Elogio da beleza
A experiência estética está no meio da rua. É o interesse espontâneo, súbito, por uma fonte direta de prazer para os sentidos – que chamamos de “gosto”. Ela atravessa a normalidade da rua, rompendo com a ordem dos fatos que desfilam sem atrair-nos especial atenção.
A experiência estética é a descoberta do incomum, do singular – a descoberta da beleza.
A beleza, portanto, não é mito. Tampouco se esconde no outro mundo – o das idéias – imune à observação.
Ainda assim, quando nos deparamos com ela, a beleza vira logo uma espécie de meta (a promessa de felicidade, segundo Stendhal). Como se fosse fácil chegar até ela! E não perder a voz e o controle. Sim, o controle: das palavras e dos gestos que vão com a fala quando se supõe dominar o descontínuo acesso do pensamento ao real. O controle sai do centro e vai às favas, se há beleza.
A beleza desconfigura a nossa programação, esculhamba as rotas que ligam o sensível ao razoável. É um desgoverno benigno, entretanto, necessário até. O desalinho dominante, ao vislumbre da perfeição, é um desalinho didático: atinge em cheio o nosso orgulho, faz-nos humildes frente ao irretocável que desafia a poeira do tempo.
Mas o primeiro efeito da beleza, de fato, é um reverente, insuspeito, absurdo e interminável silêncio. Silenciamos perante a verdade em movimento, feito súditos ou antigos fiéis. A beleza reina – nós sofremos. A beleza fica – nós passamos. A beleza rege – nós a seguimos, se pudermos.
O silêncio dos que são tocados – quer dizer, tangenciados – pela beleza é mais que ausência de ondas sonoras... é a impossibilidade do som na vizinhança do que se basta.
A beleza também tem isso: é suficiente. De repente, um lugar sombrio resplandece, um vulto recluso aparece, objetos comuns ganham chama, momentos banais se preenchem. Os significados vazios, como o tédio, ficam tão vazios que somem. A beleza se impõe e impõe o signo da forma, sem violência, com urgência e precisão.
A forma inteira é a transcendência da forma. O que se vê, raro e simples, tem parentesco com o invisível. Algo como o silêncio para o som – e o avesso da cegueira para a visão. Algo que ofusca sem impedir o olhar, revelando o mistério de uma vez sem temor do deciframento.

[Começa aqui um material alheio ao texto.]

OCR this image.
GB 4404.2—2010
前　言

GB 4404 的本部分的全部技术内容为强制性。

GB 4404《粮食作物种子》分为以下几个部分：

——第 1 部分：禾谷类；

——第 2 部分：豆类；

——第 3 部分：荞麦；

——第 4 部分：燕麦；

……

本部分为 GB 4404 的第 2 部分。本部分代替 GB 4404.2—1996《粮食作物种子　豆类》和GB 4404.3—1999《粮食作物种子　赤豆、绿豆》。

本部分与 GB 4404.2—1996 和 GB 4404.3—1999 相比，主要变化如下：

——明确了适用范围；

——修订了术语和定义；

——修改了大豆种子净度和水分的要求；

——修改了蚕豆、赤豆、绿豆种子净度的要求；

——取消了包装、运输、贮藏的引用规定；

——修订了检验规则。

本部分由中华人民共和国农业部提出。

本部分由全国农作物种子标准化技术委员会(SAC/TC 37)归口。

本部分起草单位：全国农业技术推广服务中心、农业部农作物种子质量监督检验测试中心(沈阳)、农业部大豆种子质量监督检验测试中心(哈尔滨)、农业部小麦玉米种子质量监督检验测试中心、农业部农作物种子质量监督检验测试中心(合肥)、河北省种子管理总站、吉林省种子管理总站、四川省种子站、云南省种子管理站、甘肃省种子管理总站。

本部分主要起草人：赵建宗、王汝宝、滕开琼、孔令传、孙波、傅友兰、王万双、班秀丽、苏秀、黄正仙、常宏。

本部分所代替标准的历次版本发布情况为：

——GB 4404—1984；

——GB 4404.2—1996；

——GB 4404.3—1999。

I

Ao se expor assim, desatenta, quase ingênua, ela mal sabe os estragos que causa. (Sim, a beleza pode ser alguém que divide o mesmo ar com os demais, sem conseguir disfarçar o mistério e a graça: “Oh, ela ensina as luzes a brilharem!”, derretia-se Shakespeare, através de Romeu). Se as flores que nascem em seu caminho acabam em suas mãos, muitos inocentes sucumbem de susto. Outros preferem negar o que não se nega impunemente. Porque negar a beleza é abdicar dela – e esta renúncia é tudo o que não pode ser feito.
A beleza exige a paixão. Pela paixão a beleza vive, abre os olhos e se levanta, anda de um lado para o outro, todo dia, em plena rua. A beleza é forte, a beleza existe, e assim que for cantada em verso e prosa, será mote de alegria eternamente.